A gambler with the devil's luck?

I drew your transition matrix for you, to better visualize the situation:

Notice, of course, that there's no way to get to 20 dollars. It might as well be removed, but I wanted to put it there anyway.

I'll just explain what Tim did and how he did it, using the transition matrix.

First of all, let's define $\mu_i$ such that it is the expected number of "steps" to reach 0 dollars. Each "step" is simply a transition from 1 state (a circle) into another state (another circle).

So at $\mu_0$, we have $\mu_0 = 0$ because we're already there. The gambler is already ruined.

With just 1 dollar, we need to take 1 step either to state 0 or state 2. So whatever happens, our expected number of steps is always at least 1.

We therefore have $\mu_1 = p\mu_2 + (1-p)\mu_0 + 1$ because there is a $1-p$ chance to get to state 0, and a $p$ chance to get to state 2.

Generally, $\mu_n = p\mu_{n+1} + (1-p)\mu_{n-1} + 1$ which is exactly what Tim did. You can verify this on your diagram.

So with your $i$ ranging from 0 to 19 (we don't need to consider 20 since there is no way to get to it), you have 20 equations to define all your $\mu_i$ as well as 20 unknowns.

From here, it's only a matter of solving systems of equations. Tim showed a good shortcut though, so you probably want to do that instead.

Let $f(n)$ be the expected number of bets given that the gambler has £$n$. (My gambler is British to save messing around with dollar signs).
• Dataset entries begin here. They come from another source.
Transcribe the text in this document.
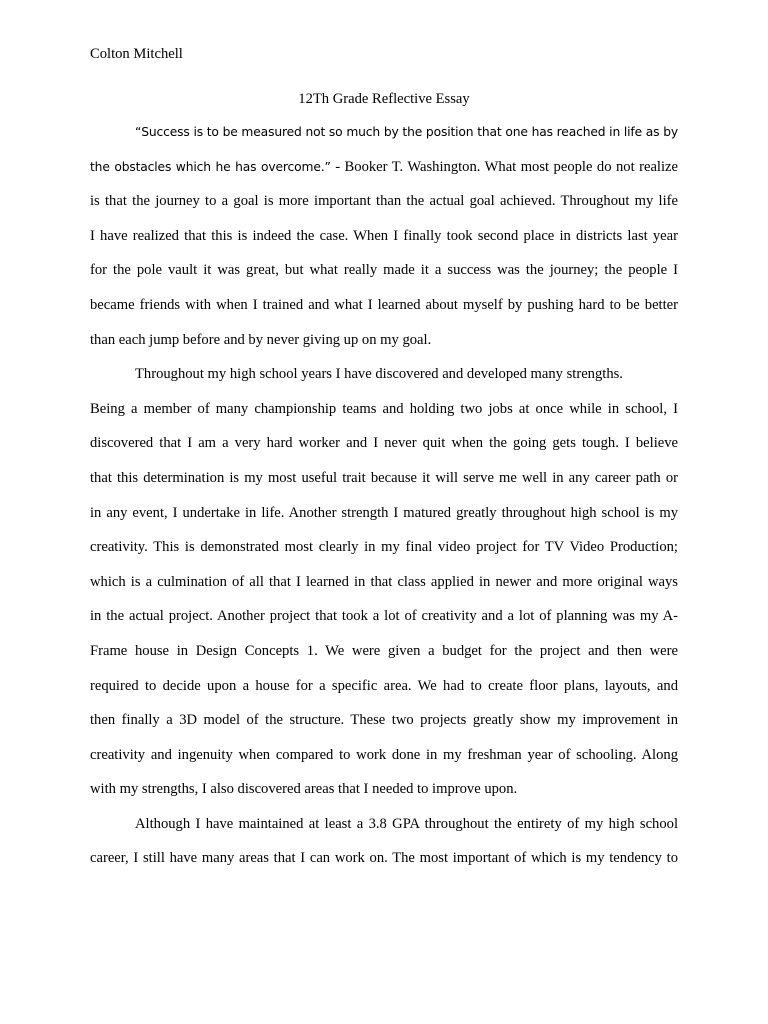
Colton Mitchell
12Th Grade Reflective Essay
“Success is to be measured not so much by the position that one has reached in life as by
the obstacles which he has overcome.” - Booker T. Washington. What most people do not realize
is that the journey to a goal is more important than the actual goal achieved. Throughout my life
I have realized that this is indeed the case. When I finally took second place in districts last year
for the pole vault it was great, but what really made it a success was the journey; the people I
became friends with when I trained and what I learned about myself by pushing hard to be better
than each jump before and by never giving up on my goal.
Throughout my high school years I have discovered and developed many strengths.
Being a member of many championship teams and holding two jobs at once while in school, I
discovered that I am a very hard worker and I never quit when the going gets tough. I believe
that this determination is my most useful trait because it will serve me well in any career path or
in any event, I undertake in life. Another strength I matured greatly throughout high school is my
creativity. This is demonstrated most clearly in my final video project for TV Video Production;
which is a culmination of all that I learned in that class applied in newer and more original ways
in the actual project. Another project that took a lot of creativity and a lot of planning was my A-
Frame house in Design Concepts 1. We were given a budget for the project and then were
required to decide upon a house for a specific area. We had to create floor plans, layouts, and
then finally a 3D model of the structure. These two projects greatly show my improvement in
creativity and ingenuity when compared to work done in my freshman year of schooling. Along
with my strengths, I also discovered areas that I needed to improve upon.
Although I have maintained at least a 3.8 GPA throughout the entirety of my high school
career, I still have many areas that I can work on. The most important of which is my tendency to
for every integer $0<n<19$ we have $$f(n) = 1 + pf(n+1) + (1-p) f(n-1)$$

Solutions to this equation look like $$f(n) = \alpha + \beta\left(\frac{1-p}p\right)^n + \frac n{1-2p}\tag 1$$ and by recursion this formula must hold for $0\leq 1\leq19$. We must have $f(0)=0$ and because of the unholy involvement we have $f(19) = 1+f(18)$, that is $$\begin{align} \alpha + \beta &= 0 \\ \alpha + \beta \left(\frac{1-p}p\right)^{19} + \frac {19}{1-2p} &= \alpha + \beta \left(\frac{1-p}p\right)^{18} + \frac {18}{1-2p} + 1 \end{align}$$

Rearranging $$\begin{align} \frac{1}{1-2p}&= \beta\left(\frac{1-p}p\right)^{18}\frac{2p-1}p \\ \beta &=-\left(\frac{1-p}p\right)^{-18}\frac{2p^2}{(1-2p)^2} \end{align}$$

So substituting into $(1)$ we get the same answer as given by Did.

Edit:

As pointed out below this answer is invalid when $p=\frac 12$ because the particular solution $\frac{n}{1-2p}$ is infinite. In this case notice that $f(n) = -n^2$ satisfies $f(n) = 1+\frac{f(n+1) + f(n-1)}2$ hence all solutions will be in the form $$f(n) = \alpha + \beta n -n^2.$$ Which is solved as before with $\alpha = 0, \beta=37$.